Not only will states have their own public exchange, private insurers are also setting up health exchanges. CivSource has previously reported on one in the works from WellPoint one of the country’s largest insurers. According to the same Accenture study, even though a majority of Americans (83%) are unfamiliar with the private exchanges, their total enrollment will ultimately surpass state and federally funded public exchanges, as early as 2018. How is this possible? If an individual plans to remain on their employer-provided benefits, those purchases will most likely happen on a private exchange managed by the providers for a given employer.
“The issue right now is a lack of consumer readiness for exchanges, in general, but in particular for private exchanges,” said Rich Birhanzel, managing director of Accenture Health Administration Services. “While private exchange providers have been largely focused on educating employers on the benefits they offer, almost no education has been provided to the employees who are considering enrolling in these health plans.”
Based on implementation deadlines included in the Affordable Care Act, state exchanges are supposed to be largely operational by October of this year, and fully operational by January 2014. Private exchanges don’t fall under the same requirements, although private insurers are planning to roll out the option on a similar timeline.
While Accenture estimates that only one million individuals are expected to enroll in private exchanges by the end of 2013, that number is expected to reach 40 million individuals by 2018, surpassing the 31 million individuals likely to enroll in state-funded public exchanges. In addition, Accenture estimates that private health insurance exchanges will account for 56% of the total exchange market in just five years.
Accenture research indicates that roughly one-in-four consumers (27%), who have health benefits through their employer today, will receive their benefits through a private health insurance exchange by 2018.

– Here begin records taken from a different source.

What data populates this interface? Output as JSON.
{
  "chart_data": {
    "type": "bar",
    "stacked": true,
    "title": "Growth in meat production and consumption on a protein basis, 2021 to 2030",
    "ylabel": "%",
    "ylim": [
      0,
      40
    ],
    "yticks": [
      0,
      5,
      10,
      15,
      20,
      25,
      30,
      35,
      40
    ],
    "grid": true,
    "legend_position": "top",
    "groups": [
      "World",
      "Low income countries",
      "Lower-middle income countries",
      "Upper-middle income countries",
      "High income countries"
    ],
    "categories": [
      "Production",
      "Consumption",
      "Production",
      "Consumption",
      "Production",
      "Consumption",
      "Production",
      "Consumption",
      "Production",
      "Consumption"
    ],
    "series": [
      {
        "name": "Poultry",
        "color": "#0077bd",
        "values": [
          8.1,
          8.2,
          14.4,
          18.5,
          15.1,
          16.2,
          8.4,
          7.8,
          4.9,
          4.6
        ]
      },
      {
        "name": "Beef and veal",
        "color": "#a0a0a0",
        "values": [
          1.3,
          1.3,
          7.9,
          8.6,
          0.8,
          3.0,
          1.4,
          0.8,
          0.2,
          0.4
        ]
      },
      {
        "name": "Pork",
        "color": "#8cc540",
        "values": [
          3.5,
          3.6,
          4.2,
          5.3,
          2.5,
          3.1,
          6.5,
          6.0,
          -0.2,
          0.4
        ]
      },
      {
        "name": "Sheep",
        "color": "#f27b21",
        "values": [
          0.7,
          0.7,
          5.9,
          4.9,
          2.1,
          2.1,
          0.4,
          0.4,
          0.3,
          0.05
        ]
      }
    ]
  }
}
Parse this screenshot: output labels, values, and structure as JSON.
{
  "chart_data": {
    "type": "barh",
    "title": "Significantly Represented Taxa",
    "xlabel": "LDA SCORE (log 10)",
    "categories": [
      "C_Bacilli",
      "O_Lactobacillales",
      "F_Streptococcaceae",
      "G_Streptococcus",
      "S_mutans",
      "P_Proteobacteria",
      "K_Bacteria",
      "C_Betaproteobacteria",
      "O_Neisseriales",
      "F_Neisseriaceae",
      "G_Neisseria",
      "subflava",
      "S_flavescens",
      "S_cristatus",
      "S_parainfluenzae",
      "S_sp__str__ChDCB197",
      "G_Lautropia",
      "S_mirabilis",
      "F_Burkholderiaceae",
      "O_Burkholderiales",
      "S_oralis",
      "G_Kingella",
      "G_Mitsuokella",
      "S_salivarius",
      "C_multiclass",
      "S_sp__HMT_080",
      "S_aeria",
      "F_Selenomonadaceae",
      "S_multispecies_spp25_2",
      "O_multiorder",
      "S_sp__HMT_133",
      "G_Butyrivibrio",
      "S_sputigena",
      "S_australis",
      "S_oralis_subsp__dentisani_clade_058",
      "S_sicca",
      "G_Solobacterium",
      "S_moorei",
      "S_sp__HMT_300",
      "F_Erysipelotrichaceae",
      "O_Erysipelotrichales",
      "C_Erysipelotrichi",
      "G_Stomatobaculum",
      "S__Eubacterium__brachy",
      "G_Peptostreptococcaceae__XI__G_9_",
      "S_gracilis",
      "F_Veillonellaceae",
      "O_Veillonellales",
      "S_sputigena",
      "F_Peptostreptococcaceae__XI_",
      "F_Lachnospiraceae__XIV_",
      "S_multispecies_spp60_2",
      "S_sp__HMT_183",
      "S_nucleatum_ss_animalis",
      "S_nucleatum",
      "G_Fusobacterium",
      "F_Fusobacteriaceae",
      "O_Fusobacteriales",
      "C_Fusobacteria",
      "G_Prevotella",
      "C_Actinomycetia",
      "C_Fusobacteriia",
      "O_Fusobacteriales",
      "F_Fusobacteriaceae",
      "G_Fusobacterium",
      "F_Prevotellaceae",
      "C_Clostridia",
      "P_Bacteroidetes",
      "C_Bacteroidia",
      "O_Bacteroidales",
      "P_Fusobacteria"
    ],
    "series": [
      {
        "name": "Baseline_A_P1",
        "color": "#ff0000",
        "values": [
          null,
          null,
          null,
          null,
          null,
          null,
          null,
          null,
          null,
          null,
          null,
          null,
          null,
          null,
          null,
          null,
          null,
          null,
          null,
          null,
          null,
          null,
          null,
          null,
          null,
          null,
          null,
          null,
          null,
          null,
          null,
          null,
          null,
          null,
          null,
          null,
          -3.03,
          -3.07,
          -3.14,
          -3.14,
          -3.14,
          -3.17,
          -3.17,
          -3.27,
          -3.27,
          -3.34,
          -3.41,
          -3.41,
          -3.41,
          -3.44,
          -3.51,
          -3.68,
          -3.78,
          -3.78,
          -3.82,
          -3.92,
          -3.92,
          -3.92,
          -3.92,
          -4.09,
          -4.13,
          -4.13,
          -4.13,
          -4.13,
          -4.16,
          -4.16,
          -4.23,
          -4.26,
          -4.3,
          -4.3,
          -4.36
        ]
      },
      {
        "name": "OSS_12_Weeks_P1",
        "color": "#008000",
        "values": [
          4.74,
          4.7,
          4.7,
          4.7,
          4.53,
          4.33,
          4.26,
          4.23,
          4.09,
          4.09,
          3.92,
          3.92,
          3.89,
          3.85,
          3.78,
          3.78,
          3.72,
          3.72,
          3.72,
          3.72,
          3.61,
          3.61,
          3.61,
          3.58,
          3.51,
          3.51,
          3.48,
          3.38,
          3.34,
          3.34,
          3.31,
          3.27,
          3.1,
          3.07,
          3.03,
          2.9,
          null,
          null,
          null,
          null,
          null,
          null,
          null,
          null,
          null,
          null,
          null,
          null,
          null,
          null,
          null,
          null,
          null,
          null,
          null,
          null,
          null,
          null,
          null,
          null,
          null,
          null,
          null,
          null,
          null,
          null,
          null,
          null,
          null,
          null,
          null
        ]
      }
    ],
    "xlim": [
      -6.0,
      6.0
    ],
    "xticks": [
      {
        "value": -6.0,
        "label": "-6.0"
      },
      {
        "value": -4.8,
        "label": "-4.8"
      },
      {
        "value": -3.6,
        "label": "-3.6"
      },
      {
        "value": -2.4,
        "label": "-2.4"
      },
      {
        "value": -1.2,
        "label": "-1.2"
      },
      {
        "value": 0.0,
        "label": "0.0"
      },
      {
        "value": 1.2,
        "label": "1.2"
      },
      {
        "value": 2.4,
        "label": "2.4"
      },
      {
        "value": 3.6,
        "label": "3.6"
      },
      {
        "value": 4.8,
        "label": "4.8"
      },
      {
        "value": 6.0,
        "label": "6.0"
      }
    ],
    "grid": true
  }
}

No one knows exactly how all of this is going to play out yet. Final rules and guidelines for state compliance with ACA are still being worked through at the federal level. State exchanges were meant to serve as a means of driving insurance policy costs down through transparency while also showing citizens if they potentially qualified for subsidized health care. However, private exchanges remove some of that transparency and may potentially confound any attempts to drive costs down. Employers too may alter how they contribute to company health care policies, which means individuals may have to look over options on both exchanges before making a decision, raising questions about whether any of this actually makes understanding and saving money on health insurance any easier.
“Private exchanges represent a significant shift for consumers, by allowing employees to ‘shop’ for their insurance products while employers change the way they contribute to benefits,” said Birhanzel. “Consumers will need to fully understand their options and the impact of their decisions, requiring consistent engagement from providers and insurers to support informed decision making.”